Notably, the most recent changes introduce new export and technology transfer controls on intrusion software and related technology and systems and IP network communication surveillance systems.
Israel and Kuwait Cleared for Firearms Exports
Canada maintains strict controls over the transfer of certain prohibited firearms, weapons, and devices and their components and parts – including, for example, fully automatic weapons, electric stun guns and large-capacity magazines. Applications for export permits for these items may be submitted only if they are for transfers to one of the 37 countries listed on the Automatic Firearms Country Control List. Effective January 14, 2015, Israel and Kuwait have been added to that list. The government is currently in consultations for adding the United Arab Emirates as well.
What to Watch for in 2015
Over the last few years, the Canadian government has been releasing new General Export Permits (“GEPs”) to facilitate the transfer of controlled items from Canada to “safe” destinations. These GEPs differ from individual export permits in that exporters may rely upon them by meeting specified conditions, including reporting and record keeping, without having to prepare and submit an export permit application. GEP 45 and GEP 46 were issued in 2012 and 2013, respectively, for certain transfers of certain encryption goods and technology to eligible destinations.
The government continues to work on GEP No. 41 which is expected to allow for the export of a broad range of dual-use items (Group 1 and item 5504 of the ECL) to countries that are members of the four multilateral export regimes noted above.
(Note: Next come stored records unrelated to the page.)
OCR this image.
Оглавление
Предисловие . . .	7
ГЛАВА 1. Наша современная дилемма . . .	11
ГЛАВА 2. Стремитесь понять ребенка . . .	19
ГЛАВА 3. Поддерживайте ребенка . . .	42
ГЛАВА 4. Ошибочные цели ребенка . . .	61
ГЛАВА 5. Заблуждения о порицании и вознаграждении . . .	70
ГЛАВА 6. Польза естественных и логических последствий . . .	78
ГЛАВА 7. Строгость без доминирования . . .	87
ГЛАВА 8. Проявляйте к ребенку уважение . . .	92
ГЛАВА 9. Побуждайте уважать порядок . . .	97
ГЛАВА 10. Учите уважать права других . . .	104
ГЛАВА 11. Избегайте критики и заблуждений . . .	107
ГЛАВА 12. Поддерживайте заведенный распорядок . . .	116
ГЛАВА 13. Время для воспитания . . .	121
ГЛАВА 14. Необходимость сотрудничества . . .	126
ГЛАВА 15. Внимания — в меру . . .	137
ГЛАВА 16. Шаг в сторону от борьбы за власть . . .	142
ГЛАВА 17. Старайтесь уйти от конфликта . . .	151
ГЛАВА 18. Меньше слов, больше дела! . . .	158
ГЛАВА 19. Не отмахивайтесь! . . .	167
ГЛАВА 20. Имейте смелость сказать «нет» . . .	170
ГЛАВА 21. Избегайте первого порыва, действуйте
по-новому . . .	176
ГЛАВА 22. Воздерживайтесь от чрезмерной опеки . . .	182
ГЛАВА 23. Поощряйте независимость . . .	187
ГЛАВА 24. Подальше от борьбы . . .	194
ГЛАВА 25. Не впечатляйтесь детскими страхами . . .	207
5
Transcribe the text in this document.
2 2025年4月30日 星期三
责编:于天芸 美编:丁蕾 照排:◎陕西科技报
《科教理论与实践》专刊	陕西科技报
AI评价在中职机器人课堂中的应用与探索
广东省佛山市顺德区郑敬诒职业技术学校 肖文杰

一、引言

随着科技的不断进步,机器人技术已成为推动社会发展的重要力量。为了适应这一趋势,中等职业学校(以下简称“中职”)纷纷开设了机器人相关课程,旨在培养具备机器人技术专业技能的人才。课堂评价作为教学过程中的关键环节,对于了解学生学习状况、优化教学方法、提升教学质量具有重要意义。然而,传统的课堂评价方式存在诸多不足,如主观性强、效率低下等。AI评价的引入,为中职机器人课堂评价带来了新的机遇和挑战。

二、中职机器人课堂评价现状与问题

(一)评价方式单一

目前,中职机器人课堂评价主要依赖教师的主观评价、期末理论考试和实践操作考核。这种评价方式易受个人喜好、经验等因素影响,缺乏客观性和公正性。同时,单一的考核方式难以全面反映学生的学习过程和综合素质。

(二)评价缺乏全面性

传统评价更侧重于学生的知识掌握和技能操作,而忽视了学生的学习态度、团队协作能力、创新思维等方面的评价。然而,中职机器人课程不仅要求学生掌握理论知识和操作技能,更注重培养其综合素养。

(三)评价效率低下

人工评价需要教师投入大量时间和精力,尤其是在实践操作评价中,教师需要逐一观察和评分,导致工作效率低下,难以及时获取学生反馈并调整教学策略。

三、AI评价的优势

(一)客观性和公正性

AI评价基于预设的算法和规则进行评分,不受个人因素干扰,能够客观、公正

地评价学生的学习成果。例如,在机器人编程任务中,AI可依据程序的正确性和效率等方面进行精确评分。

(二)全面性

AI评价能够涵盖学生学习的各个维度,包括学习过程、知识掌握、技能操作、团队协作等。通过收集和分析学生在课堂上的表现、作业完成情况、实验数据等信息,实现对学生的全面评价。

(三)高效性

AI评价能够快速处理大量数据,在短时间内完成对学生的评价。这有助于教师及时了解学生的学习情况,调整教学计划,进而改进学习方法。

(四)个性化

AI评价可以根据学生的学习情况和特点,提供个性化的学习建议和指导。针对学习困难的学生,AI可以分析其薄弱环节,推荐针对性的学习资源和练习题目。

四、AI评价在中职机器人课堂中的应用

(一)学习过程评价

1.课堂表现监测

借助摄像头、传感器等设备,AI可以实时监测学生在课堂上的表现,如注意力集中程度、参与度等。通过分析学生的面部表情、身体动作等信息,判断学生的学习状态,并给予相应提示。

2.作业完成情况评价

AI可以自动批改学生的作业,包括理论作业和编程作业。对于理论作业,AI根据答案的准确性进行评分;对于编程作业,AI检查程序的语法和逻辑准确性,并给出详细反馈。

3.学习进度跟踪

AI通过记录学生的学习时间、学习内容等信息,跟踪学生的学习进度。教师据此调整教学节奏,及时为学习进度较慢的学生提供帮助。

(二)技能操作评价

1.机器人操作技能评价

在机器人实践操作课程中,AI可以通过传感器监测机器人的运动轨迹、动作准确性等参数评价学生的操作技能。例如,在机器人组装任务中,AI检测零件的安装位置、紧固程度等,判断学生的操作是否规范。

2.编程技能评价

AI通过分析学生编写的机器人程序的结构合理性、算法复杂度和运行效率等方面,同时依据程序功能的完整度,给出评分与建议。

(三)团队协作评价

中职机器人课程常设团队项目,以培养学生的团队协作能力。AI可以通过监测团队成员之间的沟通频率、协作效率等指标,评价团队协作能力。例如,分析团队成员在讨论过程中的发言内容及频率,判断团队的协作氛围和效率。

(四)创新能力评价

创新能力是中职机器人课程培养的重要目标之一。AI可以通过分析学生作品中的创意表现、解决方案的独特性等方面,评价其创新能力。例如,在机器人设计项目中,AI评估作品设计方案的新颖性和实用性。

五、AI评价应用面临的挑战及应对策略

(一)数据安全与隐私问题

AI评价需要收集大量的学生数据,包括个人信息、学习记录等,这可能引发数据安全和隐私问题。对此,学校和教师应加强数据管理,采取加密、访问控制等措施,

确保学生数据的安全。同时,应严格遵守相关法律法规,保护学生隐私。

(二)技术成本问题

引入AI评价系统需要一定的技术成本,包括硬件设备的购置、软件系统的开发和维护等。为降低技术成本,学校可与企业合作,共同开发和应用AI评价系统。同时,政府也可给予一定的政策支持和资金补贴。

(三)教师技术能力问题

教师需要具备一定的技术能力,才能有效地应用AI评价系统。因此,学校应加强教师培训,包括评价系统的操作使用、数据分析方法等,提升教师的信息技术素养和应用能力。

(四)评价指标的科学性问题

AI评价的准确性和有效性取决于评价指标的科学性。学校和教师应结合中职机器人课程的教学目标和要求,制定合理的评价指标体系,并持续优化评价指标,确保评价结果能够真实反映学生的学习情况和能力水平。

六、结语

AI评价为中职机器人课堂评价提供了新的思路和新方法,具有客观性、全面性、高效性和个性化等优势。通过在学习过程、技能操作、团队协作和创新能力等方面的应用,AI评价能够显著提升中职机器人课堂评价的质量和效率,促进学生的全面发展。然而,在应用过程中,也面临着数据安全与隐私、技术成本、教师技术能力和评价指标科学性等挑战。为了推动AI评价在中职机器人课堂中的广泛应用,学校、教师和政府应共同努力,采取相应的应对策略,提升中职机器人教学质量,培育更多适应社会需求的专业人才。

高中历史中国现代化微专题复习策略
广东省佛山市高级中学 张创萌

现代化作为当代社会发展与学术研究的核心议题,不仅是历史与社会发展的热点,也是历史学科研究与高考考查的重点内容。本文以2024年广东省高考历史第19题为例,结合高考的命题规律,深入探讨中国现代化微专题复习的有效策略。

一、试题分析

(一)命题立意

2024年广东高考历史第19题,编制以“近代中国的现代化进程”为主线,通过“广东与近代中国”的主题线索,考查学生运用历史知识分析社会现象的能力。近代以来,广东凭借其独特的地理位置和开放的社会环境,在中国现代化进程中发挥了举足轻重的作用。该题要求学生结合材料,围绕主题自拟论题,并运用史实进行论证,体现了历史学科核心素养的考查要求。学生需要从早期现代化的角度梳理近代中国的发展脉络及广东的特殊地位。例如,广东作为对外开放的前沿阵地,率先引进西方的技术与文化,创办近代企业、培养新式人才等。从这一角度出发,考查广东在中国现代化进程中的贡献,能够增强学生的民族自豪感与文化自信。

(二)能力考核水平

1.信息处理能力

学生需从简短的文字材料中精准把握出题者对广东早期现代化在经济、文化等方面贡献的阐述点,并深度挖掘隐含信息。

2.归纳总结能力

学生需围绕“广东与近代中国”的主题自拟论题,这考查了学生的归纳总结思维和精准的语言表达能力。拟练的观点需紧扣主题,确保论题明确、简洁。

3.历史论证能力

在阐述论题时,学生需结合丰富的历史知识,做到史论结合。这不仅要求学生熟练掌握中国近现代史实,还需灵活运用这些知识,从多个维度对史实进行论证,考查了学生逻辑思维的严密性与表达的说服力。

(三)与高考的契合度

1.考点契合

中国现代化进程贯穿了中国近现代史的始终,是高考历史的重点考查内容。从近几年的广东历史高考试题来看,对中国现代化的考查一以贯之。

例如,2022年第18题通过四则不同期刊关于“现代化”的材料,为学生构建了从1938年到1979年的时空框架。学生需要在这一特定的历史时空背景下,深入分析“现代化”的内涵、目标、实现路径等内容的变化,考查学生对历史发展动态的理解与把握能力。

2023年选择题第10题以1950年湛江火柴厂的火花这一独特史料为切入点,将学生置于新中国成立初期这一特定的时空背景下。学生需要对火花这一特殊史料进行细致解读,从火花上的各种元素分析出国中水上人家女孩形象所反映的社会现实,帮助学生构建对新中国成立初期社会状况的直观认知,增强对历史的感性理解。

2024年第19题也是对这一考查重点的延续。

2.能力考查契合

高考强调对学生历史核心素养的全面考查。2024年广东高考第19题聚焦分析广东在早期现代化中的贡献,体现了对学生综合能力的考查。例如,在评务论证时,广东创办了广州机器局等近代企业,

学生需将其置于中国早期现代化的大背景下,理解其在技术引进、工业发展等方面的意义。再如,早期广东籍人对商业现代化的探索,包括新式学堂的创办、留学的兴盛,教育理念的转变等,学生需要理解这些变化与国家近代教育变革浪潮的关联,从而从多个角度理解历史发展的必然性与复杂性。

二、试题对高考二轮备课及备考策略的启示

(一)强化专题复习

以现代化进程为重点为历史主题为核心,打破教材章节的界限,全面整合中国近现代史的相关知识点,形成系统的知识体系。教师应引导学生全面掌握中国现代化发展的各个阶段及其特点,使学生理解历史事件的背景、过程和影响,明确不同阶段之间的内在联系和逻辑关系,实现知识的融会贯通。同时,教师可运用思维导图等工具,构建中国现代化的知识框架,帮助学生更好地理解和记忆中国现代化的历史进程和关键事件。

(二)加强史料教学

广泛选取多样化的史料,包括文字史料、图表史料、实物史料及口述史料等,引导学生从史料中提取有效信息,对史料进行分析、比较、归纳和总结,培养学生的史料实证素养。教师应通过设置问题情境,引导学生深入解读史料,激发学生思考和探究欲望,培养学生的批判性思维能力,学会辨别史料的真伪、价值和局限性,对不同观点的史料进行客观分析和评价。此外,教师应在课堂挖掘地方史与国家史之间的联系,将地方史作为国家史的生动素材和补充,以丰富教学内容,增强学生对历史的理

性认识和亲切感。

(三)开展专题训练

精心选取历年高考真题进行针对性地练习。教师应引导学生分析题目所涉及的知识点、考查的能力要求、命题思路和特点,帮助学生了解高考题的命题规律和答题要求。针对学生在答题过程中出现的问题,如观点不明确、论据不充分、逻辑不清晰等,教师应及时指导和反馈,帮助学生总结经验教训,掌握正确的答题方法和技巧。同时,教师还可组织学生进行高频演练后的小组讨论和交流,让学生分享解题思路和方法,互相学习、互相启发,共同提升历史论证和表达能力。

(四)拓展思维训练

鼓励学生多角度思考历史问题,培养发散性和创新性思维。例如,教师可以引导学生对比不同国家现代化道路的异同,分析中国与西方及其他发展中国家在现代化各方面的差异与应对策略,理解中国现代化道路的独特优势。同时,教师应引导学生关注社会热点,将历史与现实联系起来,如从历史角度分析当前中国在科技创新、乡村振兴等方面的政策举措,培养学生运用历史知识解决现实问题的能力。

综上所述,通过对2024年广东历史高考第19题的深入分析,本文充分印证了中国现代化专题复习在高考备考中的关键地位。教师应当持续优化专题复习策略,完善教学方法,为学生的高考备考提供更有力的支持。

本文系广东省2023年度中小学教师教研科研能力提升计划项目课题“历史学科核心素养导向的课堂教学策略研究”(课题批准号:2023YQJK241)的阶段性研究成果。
We understand that the government is also preparing GEPs for goods exported for repair abroad as well as for goods exported after repair in Canada. The government has also advised that it is reviewing all existing GEPs to ensure their continued relevance.
Canadian companies should also expect further changes to the ECL to bring it in line with commitments under the four multilateral export regimes negotiated after 2013. To get a head-start on this, the websites for those regimes, including the Wassenaar Arrangement, will be a key resource.
Canadian companies engaged in cross-border activities should continue to carefully monitor compliance with these complex rules. The reputational impact of export control violations, even alleged violations, is evident from the recent reports of a $10 million plus settlement against the Canadian government related to its investigation against two Vancouver business people, Stephen and Perienne de Jaray. On April 29, 2010, the CBSA Criminal Investigations Division charged them for their failure to obtain export permits for the shipment of 5,100 dual-use electronic chips and circuit boards to Hong Kong, charges that carry with them the possibility of unlimited penalties and up to 10 years in jail. Those charges were later withdrawn but with their reputations and business destroyed, the de Jarays filed a $17 million suit against the Canadian government. In January 2015, it was reported that the claim was settled with the second largest payout of its kind in Canadian history.
Defence Trade Controls
New “Two Stream” Definition of Controlled Goods
On June 4, 2014, significant changes were made to the scope of goods and technology subject to the Controlled Goods Program (“CGP”), Canada’s domestic security regime for listed defence, satellite, space and aerospace goods and technology.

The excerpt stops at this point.